13.3.10.1. Objective

This macro shows the usage of the TSpaceFilling class and the resulting design-of-experiments in three simple dataserver cases:

• with two uniform distributions

• with one uniform and one gaussian distributions

• with two gaussian distributions

For each of these configurations (represented in the following plot by a line), the three available algorithms are also tested. They are called:

• SaltelliA

• SaltelliB

• Cukier

This kind of design-of-experiments is not intented to be used regurlarly, it is requested only by few mechanisms like the FAST and RBD methods which rely on fourier transformations.

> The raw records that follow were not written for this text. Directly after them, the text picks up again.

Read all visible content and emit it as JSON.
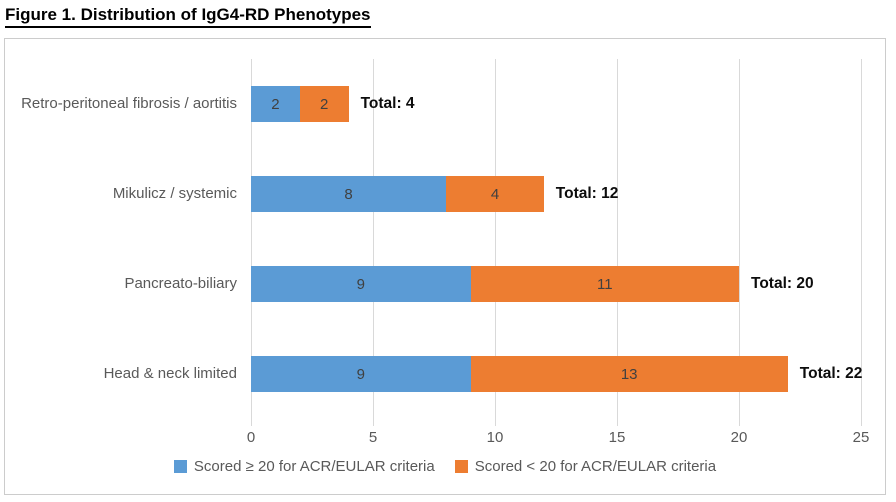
{
  "title": "Figure 1. Distribution of IgG4-RD Phenotypes",
  "chart_data": {
    "type": "bar",
    "orientation": "horizontal",
    "stacked": true,
    "title": "Figure 1. Distribution of IgG4-RD Phenotypes",
    "categories": [
      "Retro-peritoneal fibrosis / aortitis",
      "Mikulicz / systemic",
      "Pancreato-biliary",
      "Head & neck limited"
    ],
    "categories_order": "top-to-bottom",
    "series": [
      {
        "name": "Scored ≥ 20 for ACR/EULAR criteria",
        "name_key": "scored-ge-20",
        "color": "#5B9BD5",
        "values": [
          2,
          8,
          9,
          9
        ]
      },
      {
        "name": "Scored < 20 for ACR/EULAR criteria",
        "name_key": "scored-lt-20",
        "color": "#ED7D31",
        "values": [
          2,
          4,
          11,
          13
        ]
      }
    ],
    "total_labels": [
      "Total: 4",
      "Total: 12",
      "Total: 20",
      "Total: 22"
    ],
    "totals": [
      4,
      12,
      20,
      22
    ],
    "x_ticks": [
      0,
      5,
      10,
      15,
      20,
      25
    ],
    "xlim": [
      0,
      25
    ],
    "xlabel": "",
    "ylabel": "",
    "grid": "vertical",
    "gridline_color": "#d9d9d9",
    "legend_position": "bottom",
    "data_label_color": "#404040",
    "axis_text_color": "#595959"
  }
}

This macro and, above all, the following plot, is made mainly for illustration purpose.

13.3.10.2. Macro Uranie

void GenerateAndDrawIt(TPad* pad, TDataServer *tds, TSpaceFilling *tsp, int nb, const char *title)
{
    pad->cd(nb+1);
    tds->deleteTuple();
    tsp->generateSample();
    tds->drawTufte("x2:x1");
    ((TPaveLabel*)(pad->GetPad(nb+1)->GetPrimitive("TPave")))->SetLabel("");
    ((TH1F*)gPad->GetPrimitive("htemp"))->SetTitle(title);
    gPad->Modified();
}

void samplingSpaceFilling(const string& figure="figure.png", const string& style="")
{
    //Attributes
    TUniformDistribution *att1 =  new TUniformDistribution("x1",10,12);
    TUniformDistribution *att2 =  new TUniformDistribution("x2",0,3);
    TNormalDistribution *nor1 =  new TNormalDistribution("x1",0,1);
    TNormalDistribution *nor2 =  new TNormalDistribution("x2",3,5);

    // Pointer to DataServer and Samplers
    TDataServer *tds[3];
    TSpaceFilling *tsp[9];
    string algoname[3]={"SaltelliA","SaltelliB","Cukier"};

    // Canvas to produce the 3x3 plot
    TCanvas *Can = new TCanvas("Can","Can",10,32,1200,1200);
    TPad *pad = new TPad("pad","pad",0, 0.03, 1, 1); pad->Draw();
    pad->Divide(3,3);
    int counter=0;

    for(unsigned int itds=0; itds<3; itds++)
    {
        // Create a DataServer to store new configuration (UnivsUni, GausvsUni, Gaus vs Gaus)
        tds[itds] = new TDataServer("test","test");
        switch(itds)
        {
            case 0: tds[itds]->addAttribute(att1);  tds[itds]->addAttribute(att2); break;
            case 1: tds[itds]->addAttribute(att1);  tds[itds]->addAttribute(nor2); break;
            case 2: tds[itds]->addAttribute(nor1);  tds[itds]->addAttribute(nor2); break;
        }

        // Looping over the 3 spacefilling algo available
        for(unsigned int ialg=0; ialg<3; ialg++)
        {
            // Instantiate the sampler
            switch(ialg)
            {
                case 0: tsp[counter] = new TSpaceFilling(tds[itds], "srs", 1000, TSpaceFilling::kSaltelliA); break;
                case 1: tsp[counter] = new TSpaceFilling(tds[itds], "srs", 1000, TSpaceFilling::kSaltelliB); break;
                case 2: tsp[counter] = new TSpaceFilling(tds[itds], "srs", 1000, TSpaceFilling::kCukier);  break;
            }
            //Draw with correct legend
            GenerateAndDrawIt(pad, tds[itds], tsp[counter], counter, algoname[ialg].c_str());
                counter++;
        }
    }
}

13.3.10.3. Graph

Figure 13.13 Graph of the macro “samplingSpaceFilling.C”